Shared Stewardship is about working together in an integrated way to make decisions and take actions on the land.
While on its face, Shared Stewardship sounds like the traditional partnerships or collaborative initiatives that are very familiar to anyone working in Central Oregon. However, the Shared Stewardship approach is much more. The approach asks all involved to consider: “What additional opportunities for restoration might be addressed within this landscape? And which other potential partners should be invited to participate?”
Shared Stewardship challenges groups to engage in proactive planning and, in so doing, to identify a broader range of potential partners and to consider a wider array of conservation concerns. Partners work together to make decisions about priority projects and design, implement, and monitor work among multiple partners, across multiple jurisdictions, and address a wider array of conservation issues.

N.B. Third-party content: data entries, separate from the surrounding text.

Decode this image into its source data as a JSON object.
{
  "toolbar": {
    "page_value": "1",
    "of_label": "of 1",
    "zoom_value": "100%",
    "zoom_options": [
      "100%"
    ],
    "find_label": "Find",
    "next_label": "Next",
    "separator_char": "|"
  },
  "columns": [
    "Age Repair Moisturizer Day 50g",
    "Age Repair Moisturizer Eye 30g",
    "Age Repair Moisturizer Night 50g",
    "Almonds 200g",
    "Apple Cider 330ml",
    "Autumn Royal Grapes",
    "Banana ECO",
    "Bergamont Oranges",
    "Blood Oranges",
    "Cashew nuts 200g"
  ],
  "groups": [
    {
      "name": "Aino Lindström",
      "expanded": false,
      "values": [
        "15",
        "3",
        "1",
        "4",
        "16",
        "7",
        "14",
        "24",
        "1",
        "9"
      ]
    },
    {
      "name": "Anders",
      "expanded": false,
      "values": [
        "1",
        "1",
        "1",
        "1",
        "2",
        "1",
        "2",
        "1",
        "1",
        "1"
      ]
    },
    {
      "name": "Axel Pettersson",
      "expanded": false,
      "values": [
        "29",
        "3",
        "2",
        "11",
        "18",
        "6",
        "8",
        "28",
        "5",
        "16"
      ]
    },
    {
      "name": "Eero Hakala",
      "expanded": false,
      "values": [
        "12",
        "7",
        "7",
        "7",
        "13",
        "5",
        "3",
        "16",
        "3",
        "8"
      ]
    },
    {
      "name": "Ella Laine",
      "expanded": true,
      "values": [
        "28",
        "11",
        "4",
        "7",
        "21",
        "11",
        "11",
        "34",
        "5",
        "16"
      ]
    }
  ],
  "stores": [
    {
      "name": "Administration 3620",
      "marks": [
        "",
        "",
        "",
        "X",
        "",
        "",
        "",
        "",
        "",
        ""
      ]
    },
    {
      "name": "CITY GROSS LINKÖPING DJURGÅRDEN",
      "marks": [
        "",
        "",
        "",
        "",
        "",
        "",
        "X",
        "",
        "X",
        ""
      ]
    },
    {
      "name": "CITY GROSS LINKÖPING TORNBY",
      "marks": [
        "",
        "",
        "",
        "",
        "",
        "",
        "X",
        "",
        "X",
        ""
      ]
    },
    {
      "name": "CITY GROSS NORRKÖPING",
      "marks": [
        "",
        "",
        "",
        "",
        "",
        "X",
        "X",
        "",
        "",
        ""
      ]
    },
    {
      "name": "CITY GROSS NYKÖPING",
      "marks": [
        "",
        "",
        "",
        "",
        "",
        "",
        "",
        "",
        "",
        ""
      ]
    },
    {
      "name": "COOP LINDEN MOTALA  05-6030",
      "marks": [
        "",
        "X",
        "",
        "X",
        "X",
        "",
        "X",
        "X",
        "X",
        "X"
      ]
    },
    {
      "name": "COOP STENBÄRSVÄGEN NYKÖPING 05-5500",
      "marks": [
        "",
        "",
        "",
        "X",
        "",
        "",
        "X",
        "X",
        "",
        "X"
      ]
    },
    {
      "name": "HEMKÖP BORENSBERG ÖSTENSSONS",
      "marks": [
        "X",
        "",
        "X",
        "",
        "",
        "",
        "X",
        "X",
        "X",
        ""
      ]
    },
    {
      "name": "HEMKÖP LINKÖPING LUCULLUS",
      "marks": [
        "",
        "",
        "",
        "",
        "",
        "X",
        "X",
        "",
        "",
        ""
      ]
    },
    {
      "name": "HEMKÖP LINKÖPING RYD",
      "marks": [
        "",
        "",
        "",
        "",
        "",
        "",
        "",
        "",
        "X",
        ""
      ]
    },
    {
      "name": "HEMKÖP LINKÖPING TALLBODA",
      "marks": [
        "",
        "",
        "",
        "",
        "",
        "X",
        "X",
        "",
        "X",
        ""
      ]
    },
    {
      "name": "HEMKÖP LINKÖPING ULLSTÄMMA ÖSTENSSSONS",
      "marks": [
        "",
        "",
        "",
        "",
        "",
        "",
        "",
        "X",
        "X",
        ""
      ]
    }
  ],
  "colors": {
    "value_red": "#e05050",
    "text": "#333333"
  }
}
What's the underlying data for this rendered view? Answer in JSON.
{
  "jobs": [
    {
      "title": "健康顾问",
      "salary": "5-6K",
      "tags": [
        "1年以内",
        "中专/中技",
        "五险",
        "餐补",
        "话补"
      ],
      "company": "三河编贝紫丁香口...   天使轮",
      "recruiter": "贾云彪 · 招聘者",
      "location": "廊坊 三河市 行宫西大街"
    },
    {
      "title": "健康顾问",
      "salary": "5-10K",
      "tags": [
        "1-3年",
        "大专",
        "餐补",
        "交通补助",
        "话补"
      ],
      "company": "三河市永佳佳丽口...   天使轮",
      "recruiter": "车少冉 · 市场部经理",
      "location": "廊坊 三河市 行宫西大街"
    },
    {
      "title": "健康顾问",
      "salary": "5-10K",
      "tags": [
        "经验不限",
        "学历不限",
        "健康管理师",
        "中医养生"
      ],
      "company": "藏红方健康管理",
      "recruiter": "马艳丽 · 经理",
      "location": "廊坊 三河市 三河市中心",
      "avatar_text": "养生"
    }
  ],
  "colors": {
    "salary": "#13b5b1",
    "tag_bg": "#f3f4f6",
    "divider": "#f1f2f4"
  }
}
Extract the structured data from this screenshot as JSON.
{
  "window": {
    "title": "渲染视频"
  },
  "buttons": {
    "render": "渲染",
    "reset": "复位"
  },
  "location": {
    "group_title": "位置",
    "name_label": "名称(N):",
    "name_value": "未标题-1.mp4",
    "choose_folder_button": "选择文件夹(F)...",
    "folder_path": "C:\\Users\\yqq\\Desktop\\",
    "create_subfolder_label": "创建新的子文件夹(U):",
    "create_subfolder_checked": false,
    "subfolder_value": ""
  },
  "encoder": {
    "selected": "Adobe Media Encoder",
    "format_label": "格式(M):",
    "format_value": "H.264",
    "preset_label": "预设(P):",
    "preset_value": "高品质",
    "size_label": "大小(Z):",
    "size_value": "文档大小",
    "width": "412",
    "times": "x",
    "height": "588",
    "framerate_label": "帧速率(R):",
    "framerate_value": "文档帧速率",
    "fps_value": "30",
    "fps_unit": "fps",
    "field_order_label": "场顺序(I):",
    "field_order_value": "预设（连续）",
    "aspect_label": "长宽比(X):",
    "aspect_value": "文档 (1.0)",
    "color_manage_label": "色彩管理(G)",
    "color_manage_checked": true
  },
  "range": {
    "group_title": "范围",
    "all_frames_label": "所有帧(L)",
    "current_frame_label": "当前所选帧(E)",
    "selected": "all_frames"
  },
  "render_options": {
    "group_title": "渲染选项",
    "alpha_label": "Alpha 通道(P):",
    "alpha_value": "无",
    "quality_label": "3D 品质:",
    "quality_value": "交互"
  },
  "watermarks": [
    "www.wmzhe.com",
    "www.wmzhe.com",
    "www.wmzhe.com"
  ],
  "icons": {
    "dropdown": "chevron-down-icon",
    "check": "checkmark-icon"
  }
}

The Need for Shared Stewardship
Small, siloed restoration projects fail to address larger ecosystem needs, leading to a “Swiss cheese” approach to forest health in which a few small parts of the forest benefit but the larger block misses out. Busy resource managers and conservation partners work at the project-scale, without a means of coordinating or communicating about the bigger landscape picture.
Shared Stewardship solves that problem, by engaging multijurisdictional partners in proactively planning together at scale. Together, partners identify priority projects and strategically coordinate work to have the greatest impact.
The Central Oregon Shared Stewardship Alliance (COSSA) is the program created to support the principles of Shared Stewardship in Deschutes, Crook, and Jefferson counties.